The researchers will need to use samples from a new group of autistic children for the study, as the discovery cohort subjects do not fall into the required age range for testing.

Q BioMed is also requesting a pre-Investigational new drug (IND) meeting with the FDA and EMA while performing the ongoing validation study, anticipating that it will file the IND submissions by December. The firm then plans to launch a yearlong clinical study in early 2020 to test QBM-001 on a minimally verbal sub-population of patients.

According to Derham, his team is also considering evaluating an additional biomarker and will also compare PMVA patients to other subsets of ASD patients.

Other companies and research groups are also looking to establish autism-linked biomarkers to guide downstream therapy. Moleculera is currently developing a panel of autoimmune biomarkers that it believes may be useful to identify autism patients likely to respond to intravenous immunoglobin therapy. Oxford BioDynamics said in November that it had partnered with Italian research institute Casa Sollievo della Sofferenza to identify blood-based biomarkers of ASD.

Meanwhile, researchers at Stanford University, the New York Genome Center, and the University of California, Los Angeles collaborated as part of the Hartwell Autism Research and Technology Initiative (IHART) to develop an open repository of phenotypic, metabolomic, proteomics, and genomic data of individuals living with ASD.

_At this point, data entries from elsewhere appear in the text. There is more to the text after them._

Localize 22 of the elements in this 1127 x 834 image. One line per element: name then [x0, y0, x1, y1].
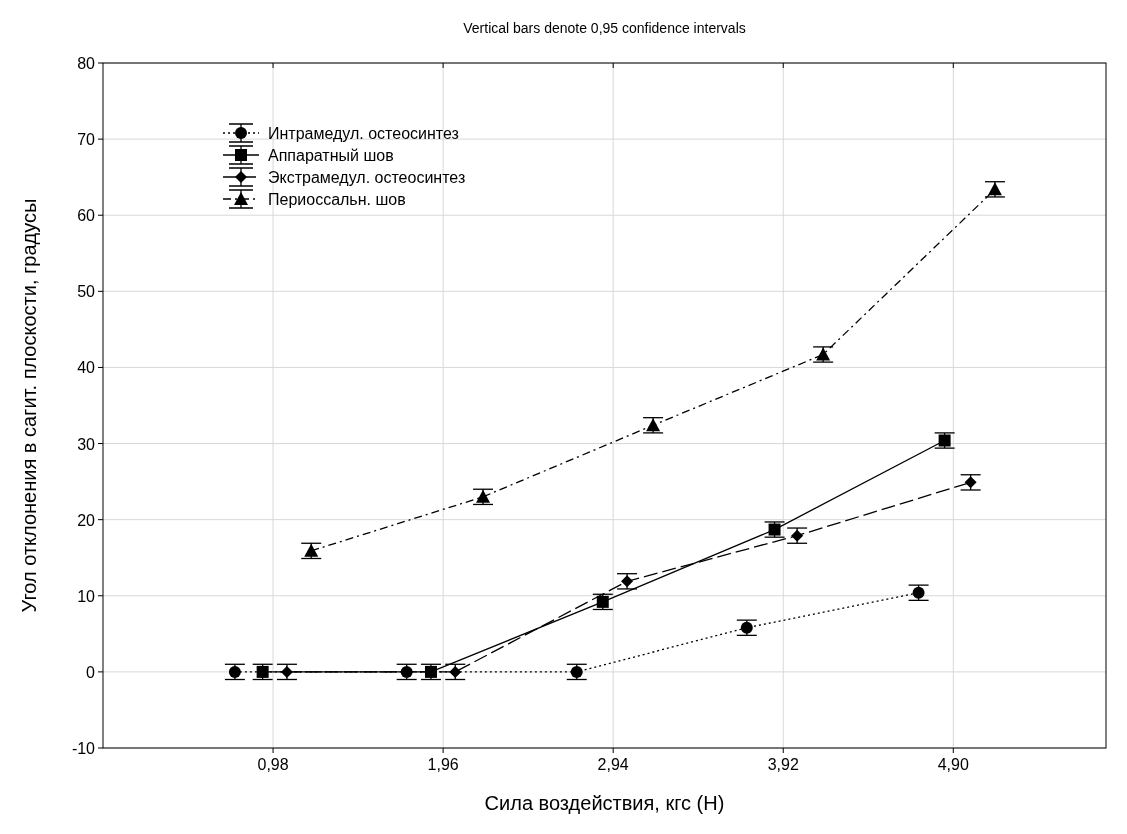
x-tick-label: 1,96: [427, 756, 459, 773]
x-axis-title: Сила воздействия, кгс (Н): [484, 792, 725, 814]
y-tick-label: 80: [77, 55, 96, 72]
y-tick-label: 10: [77, 587, 96, 605]
x-tick-label: 0,98: [257, 756, 289, 773]
y-tick-label: 60: [77, 207, 96, 225]
y-tick-label: 50: [77, 283, 96, 301]
y-tick-label: 0: [86, 663, 96, 681]
y-tick-label: 40: [77, 359, 96, 377]
legend-label: Интрамедул. остеосинтез: [268, 125, 459, 142]
legend-label: Экстрамедул. остеосинтез: [268, 169, 466, 186]
x-tick-label: 2,94: [597, 756, 629, 773]
y-tick-label: 20: [77, 511, 96, 529]
chart-title: Vertical bars denote 0,95 confidence intervals: [463, 20, 746, 36]
legend-label: Аппаратный шов: [268, 147, 394, 164]
y-axis-title: Угол отклонения в сагит. плоскости, градусы: [18, 198, 40, 613]
y-tick-label: 30: [77, 435, 96, 453]
y-tick-label: -10: [71, 740, 96, 757]
y-tick-label: 70: [77, 131, 96, 149]
legend-label: Периоссальн. шов: [268, 191, 406, 208]
x-tick-label: 4,90: [937, 756, 969, 773]
x-tick-label: 3,92: [767, 756, 799, 773]
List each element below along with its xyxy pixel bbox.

While groups have targeted autism as a general disease, Derham emphasized that several genetic and behavior differences exist between ASD subpopulations. Therefore, he argued that treatment types that work well for certain patients may fail in other subpopulations.

Derham said that Q BioMed previously found common metabolic pathways that were disrupted because of genetic mutations in PMVA or non-verbal patients, as well as during the discovery study. The company is therefore focusing on populations that it believes will respond to QBM-001.

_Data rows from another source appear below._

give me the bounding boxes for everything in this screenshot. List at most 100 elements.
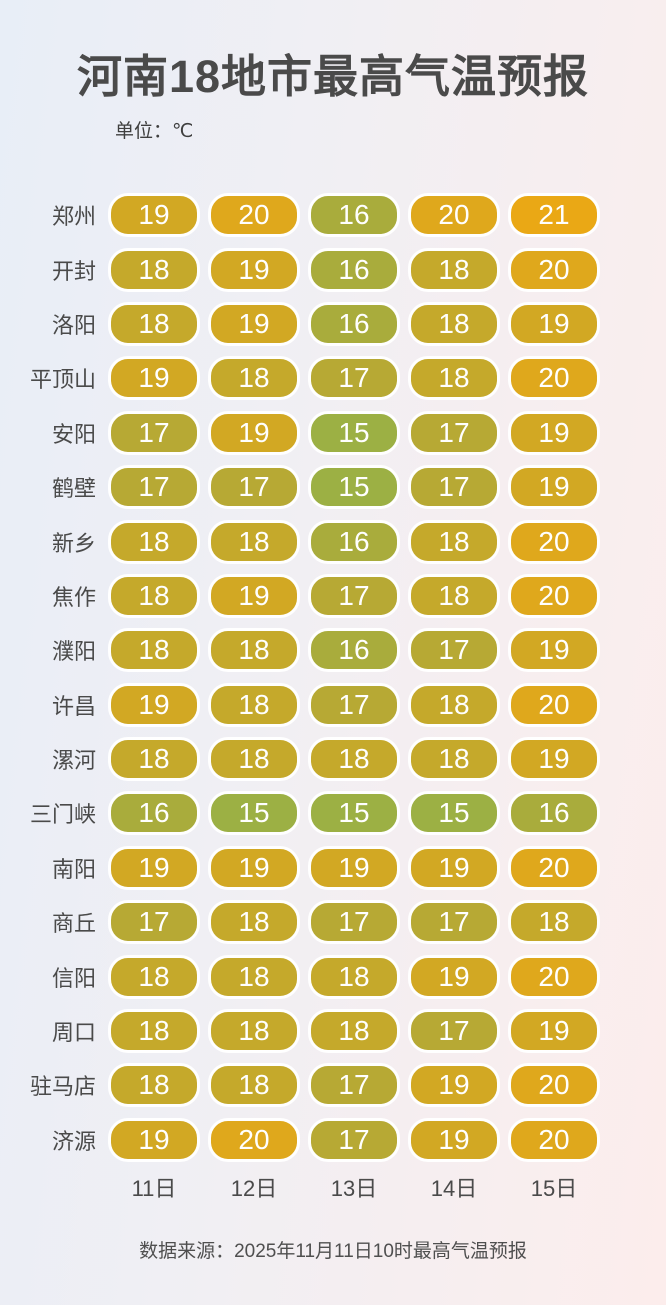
temp-pill: 18 — [308, 954, 400, 999]
city-label: 洛阳 — [51, 312, 96, 338]
temp-pill: 19 — [408, 954, 500, 999]
temp-pill: 20 — [508, 573, 600, 618]
temp-pill: 18 — [208, 1063, 300, 1108]
table-row: 许昌 19 18 17 18 20 — [0, 678, 666, 732]
page-title: 河南18地市最高气温预报 — [76, 51, 590, 102]
row-cells: 18 19 16 18 20 — [108, 247, 608, 292]
temp-pill: 16 — [308, 247, 400, 292]
temp-pill: 17 — [408, 465, 500, 510]
date-label: 14日 — [430, 1176, 478, 1202]
temp-pill: 18 — [208, 737, 300, 782]
temp-pill: 20 — [508, 682, 600, 727]
temp-pill: 18 — [408, 573, 500, 618]
table-row: 焦作 18 19 17 18 20 — [0, 569, 666, 623]
temp-pill: 15 — [308, 465, 400, 510]
table-row: 三门峡 16 15 15 15 16 — [0, 786, 666, 840]
city-label: 鹤壁 — [51, 476, 96, 502]
temp-pill: 20 — [208, 1117, 300, 1162]
table-row: 新乡 18 18 16 18 20 — [0, 514, 666, 568]
temp-pill: 18 — [308, 737, 400, 782]
table-row: 濮阳 18 18 16 17 19 — [0, 623, 666, 677]
date-label: 11日 — [131, 1176, 177, 1202]
temp-pill: 17 — [408, 410, 500, 455]
table-row: 周口 18 18 18 17 19 — [0, 1004, 666, 1058]
temp-pill: 17 — [308, 900, 400, 945]
temp-pill: 21 — [508, 193, 600, 238]
row-cells: 17 18 17 17 18 — [108, 900, 608, 945]
row-cells: 16 15 15 15 16 — [108, 791, 608, 836]
temp-pill: 15 — [308, 410, 400, 455]
temp-pill: 18 — [408, 301, 500, 346]
row-cells: 18 18 17 19 20 — [108, 1063, 608, 1108]
city-label: 许昌 — [51, 693, 96, 719]
temp-pill: 19 — [208, 845, 300, 890]
temp-pill: 17 — [308, 682, 400, 727]
temp-pill: 20 — [508, 247, 600, 292]
row-cells: 18 19 16 18 19 — [108, 301, 608, 346]
temp-pill: 19 — [108, 682, 200, 727]
temp-pill: 17 — [408, 900, 500, 945]
temp-pill: 18 — [508, 900, 600, 945]
temp-pill: 19 — [508, 465, 600, 510]
temp-pill: 18 — [408, 519, 500, 564]
temp-pill: 19 — [208, 301, 300, 346]
date-header-row: 11日 12日 13日 14日 15日 — [0, 1167, 666, 1207]
date-label: 13日 — [330, 1176, 378, 1202]
row-cells: 18 19 17 18 20 — [108, 573, 608, 618]
temp-pill: 17 — [308, 356, 400, 401]
row-cells: 18 18 16 17 19 — [108, 628, 608, 673]
temp-pill: 20 — [508, 1063, 600, 1108]
temp-pill: 16 — [308, 193, 400, 238]
temp-pill: 18 — [108, 247, 200, 292]
city-label: 济源 — [51, 1128, 96, 1154]
temp-pill: 19 — [508, 410, 600, 455]
temp-pill: 17 — [108, 410, 200, 455]
temp-pill: 17 — [308, 573, 400, 618]
temp-pill: 20 — [508, 954, 600, 999]
temp-pill: 19 — [508, 301, 600, 346]
table-row: 济源 19 20 17 19 20 — [0, 1113, 666, 1167]
row-cells: 19 18 17 18 20 — [108, 682, 608, 727]
temp-pill: 19 — [208, 573, 300, 618]
temp-pill: 18 — [208, 1009, 300, 1054]
date-row-cells: 11日 12日 13日 14日 15日 — [108, 1171, 608, 1203]
table-row: 郑州 19 20 16 20 21 — [0, 188, 666, 242]
temp-pill: 17 — [408, 1009, 500, 1054]
temp-pill: 19 — [408, 1063, 500, 1108]
row-cells: 18 18 16 18 20 — [108, 519, 608, 564]
city-label: 商丘 — [51, 911, 96, 937]
temp-pill: 18 — [408, 682, 500, 727]
temp-pill: 20 — [508, 845, 600, 890]
temp-pill: 18 — [208, 682, 300, 727]
temp-pill: 16 — [308, 301, 400, 346]
temp-pill: 16 — [508, 791, 600, 836]
temp-pill: 15 — [408, 791, 500, 836]
temp-pill: 20 — [208, 193, 300, 238]
temp-pill: 17 — [308, 1117, 400, 1162]
row-cells: 19 20 17 19 20 — [108, 1117, 608, 1162]
temp-pill: 18 — [108, 519, 200, 564]
temp-table: 郑州 19 20 16 20 21 开封 18 19 16 18 20 洛阳 18 19 16 18 1… — [0, 188, 666, 1207]
temp-pill: 19 — [108, 1117, 200, 1162]
temp-pill: 18 — [308, 1009, 400, 1054]
temp-pill: 17 — [108, 900, 200, 945]
row-cells: 17 17 15 17 19 — [108, 465, 608, 510]
temp-pill: 19 — [108, 356, 200, 401]
temp-pill: 18 — [208, 356, 300, 401]
table-row: 平顶山 19 18 17 18 20 — [0, 351, 666, 405]
city-label: 新乡 — [51, 530, 96, 556]
temp-pill: 18 — [208, 519, 300, 564]
temp-pill: 20 — [508, 356, 600, 401]
temp-pill: 16 — [308, 628, 400, 673]
temp-pill: 18 — [208, 900, 300, 945]
temp-pill: 19 — [208, 410, 300, 455]
table-row: 信阳 18 18 18 19 20 — [0, 949, 666, 1003]
row-cells: 19 19 19 19 20 — [108, 845, 608, 890]
date-label: 12日 — [230, 1176, 278, 1202]
city-label: 信阳 — [51, 965, 96, 991]
temp-pill: 19 — [508, 628, 600, 673]
temp-pill: 19 — [208, 247, 300, 292]
temp-pill: 18 — [408, 737, 500, 782]
city-label: 安阳 — [51, 421, 96, 447]
row-cells: 18 18 18 19 20 — [108, 954, 608, 999]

"If more companies spent time developing a companion diagnostic like us, we'd be able to weed out the smaller percent of patients that don't function well on the downstream therapeutic," Derham explained. "While you'd never be able to treat said patients when you reach the market, it would make clinical trials faster, smaller, and have a higher success rate."

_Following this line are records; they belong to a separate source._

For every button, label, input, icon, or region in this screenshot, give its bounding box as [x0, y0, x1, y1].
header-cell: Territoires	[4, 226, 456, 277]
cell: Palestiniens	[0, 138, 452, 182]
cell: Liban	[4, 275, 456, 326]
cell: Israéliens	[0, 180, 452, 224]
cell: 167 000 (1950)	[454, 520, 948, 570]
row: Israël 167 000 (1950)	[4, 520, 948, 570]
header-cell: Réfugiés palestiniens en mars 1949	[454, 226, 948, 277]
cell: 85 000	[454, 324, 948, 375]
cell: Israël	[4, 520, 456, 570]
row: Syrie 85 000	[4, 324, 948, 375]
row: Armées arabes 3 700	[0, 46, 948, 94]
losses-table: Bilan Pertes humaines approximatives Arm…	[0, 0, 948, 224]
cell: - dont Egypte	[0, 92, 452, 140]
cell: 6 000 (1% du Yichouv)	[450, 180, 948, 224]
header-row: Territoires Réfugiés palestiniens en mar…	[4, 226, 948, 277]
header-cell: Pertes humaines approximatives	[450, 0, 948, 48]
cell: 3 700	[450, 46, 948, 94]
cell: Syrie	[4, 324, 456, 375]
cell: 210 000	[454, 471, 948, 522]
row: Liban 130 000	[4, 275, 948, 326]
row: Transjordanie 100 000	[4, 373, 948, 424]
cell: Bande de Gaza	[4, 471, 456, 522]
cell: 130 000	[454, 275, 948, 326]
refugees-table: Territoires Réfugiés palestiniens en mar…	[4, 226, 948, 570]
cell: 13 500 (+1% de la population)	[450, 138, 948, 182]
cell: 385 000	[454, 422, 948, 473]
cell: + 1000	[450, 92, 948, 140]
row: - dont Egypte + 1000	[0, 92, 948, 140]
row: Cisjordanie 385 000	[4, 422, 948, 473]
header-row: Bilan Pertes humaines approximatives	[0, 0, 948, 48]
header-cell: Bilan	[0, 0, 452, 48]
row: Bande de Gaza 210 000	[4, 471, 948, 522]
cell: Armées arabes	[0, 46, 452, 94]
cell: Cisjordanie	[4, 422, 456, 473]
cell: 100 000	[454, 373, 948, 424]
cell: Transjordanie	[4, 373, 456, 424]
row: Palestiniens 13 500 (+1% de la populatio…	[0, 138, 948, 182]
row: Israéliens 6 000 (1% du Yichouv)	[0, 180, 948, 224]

Joseph Buxbaum, a psychiatry professor at Mount Sinai's Icahn School of Medicine, argued that Q BioMed's claims of biomarker usage in diagnostic and therapeutic applications raise multiple concerns.

"The world of psychiatry and neurology is littered with biomarkers that did not pan out and a very healthy degree of skepticism is warranted for any claim for novel biomarkers," Buxbaum, who is unaffiliated with the study, explained. "Unfortunately, there is simply insufficient data … to evaluate whether this biomarker will prove useful."

Buxbaum highlighted that that Q BioMed's statement about assessing over 1,900 biomarkers in biospecimens from about 500 patients in the study will eventually lead to patient discrimination. He also argued that because researchers know that autism is highly heterogeneous, "no compelling evidence exists for different biological bases for more severe or less severe manifestations of autism." He believes that the issue then raises the question of whether changes in a given biomarker reflect the cause or consequences of the disorder.

"It will be interesting to see how these biomarkers pan out in independent samples, comprised of a more representative mix of the population," Buxbaum said.

Derham agreed that researchers have struggled to identify links between exact biomarkers and ASD because there have been over a thousand genes implicated in the disease. At the same time, he argued that most researchers in the field believe autism biomarkers exist, highlighted by large biomarker discovery projects such as the Autism Biomarker Consortium.

"Autism research is in the same stage of infancy cancer was thought to be in the late 70's, as we're only just parsing out patients into more subsets, such as fragile X Syndrome, PTEN, and other syndromes that fall under the spectrum that are mutation-related diseases," Derham explained. "There is very little research with PMVA, which has made a biomarker quest a little more challenging, but very rewarding from the feedback and encouragement of the autism community."